Christina Mundlos: Mädchen werden im Gegensatz zu Jungen im Kleinkindalter bei der Sauberkeitserziehung meist nonverbal über Blicke und Mimik beschämt und können diese Beschämung keinem konkreten Verhalten zuordnen, sondern beziehen sie auf ihre ganze Person. Daher sehnen sie sich nach direkten verbalen Hinweisen, wie sie Beschämungen künftig vermeiden können. Die Folge ist: Frauen empfinden ihren Körper als ungenügend und verbesserungswürdig. In diese Kerbe schlagen die Medien mit krankhaften Schönheitsforderungen. Durch die Mädchenzeitschriften lernen 11-jährige Mädchen, dass ihr Körper, so wie er ist, nicht bleiben könne und „verschönert“ werden müsse, wenn sie geliebt werden wollen. Im Befehlston wird von den Leserinnen verlangt, dass sie sich schminken, hungern, operieren, schmücken und vor allem: konsumieren sollen. Damit ihre Forderungen von den Frauen geschluckt werden, verwenden die Frauenzeitschriften ein ganzes Arsenal von manipulativen Sprachstrategien. Subjektive Meinungen der Redakteure werden geschickt getarnt den Leserinnen untergeschoben, die diese schließlich für ihre eigenen Ansichten und Ideen halten. Die wahren Interessen der Kosmetik- und Modeindustrie werden aufwendig verschleiert.

Dr. Sonja Deml: Es gibt Frauen, die sogar in ihrem Intimbereich Schönheitsoperationen vornehmen lassen. Welche Tipps können Sie Frauen geben, stark zu werden, um ihrer selbst willen geliebt zu werden?
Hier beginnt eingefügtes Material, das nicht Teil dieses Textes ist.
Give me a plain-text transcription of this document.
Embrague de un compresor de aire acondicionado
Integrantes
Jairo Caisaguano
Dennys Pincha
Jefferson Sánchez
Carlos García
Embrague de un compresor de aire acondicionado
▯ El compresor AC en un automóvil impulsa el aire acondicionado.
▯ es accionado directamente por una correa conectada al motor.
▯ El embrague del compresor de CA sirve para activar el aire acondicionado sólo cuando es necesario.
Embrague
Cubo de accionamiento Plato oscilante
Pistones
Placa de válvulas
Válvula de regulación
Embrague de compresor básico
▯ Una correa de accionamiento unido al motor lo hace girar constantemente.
Christina Mundlos: Frauen müssen aufhören, einen gewissen Typus von Frauenzeitschriften zu lesen. Es gibt politische Mädchen- und Frauenmagazine für starke Frauen, wie die Emma oder das Missy Magazine. Frauen müssen sich auf ihre Stärken besinnen. Es gilt, Selbstbewusstsein aus dem zu ziehen, was wir tun und können und wissen und nicht aus unserem Aussehen. Ganz wichtig ist die Partnerwahl: achten Sie darauf, dass der Mann ein gleichberechtigtes Geschlechterbild hat, Frauen nicht nur als Objekte sieht und keine Schönheitsforderungen an Sie stellt.

Christina Mundlos ist Autorin des Buches „Schönheit, Liebe, Körperscham. Schönheitsideale in Zeitschriften und ihre Wirkung auf Mädchen und Frauen“, das 2011 im Tectum Verlag in Marburg erschienen ist.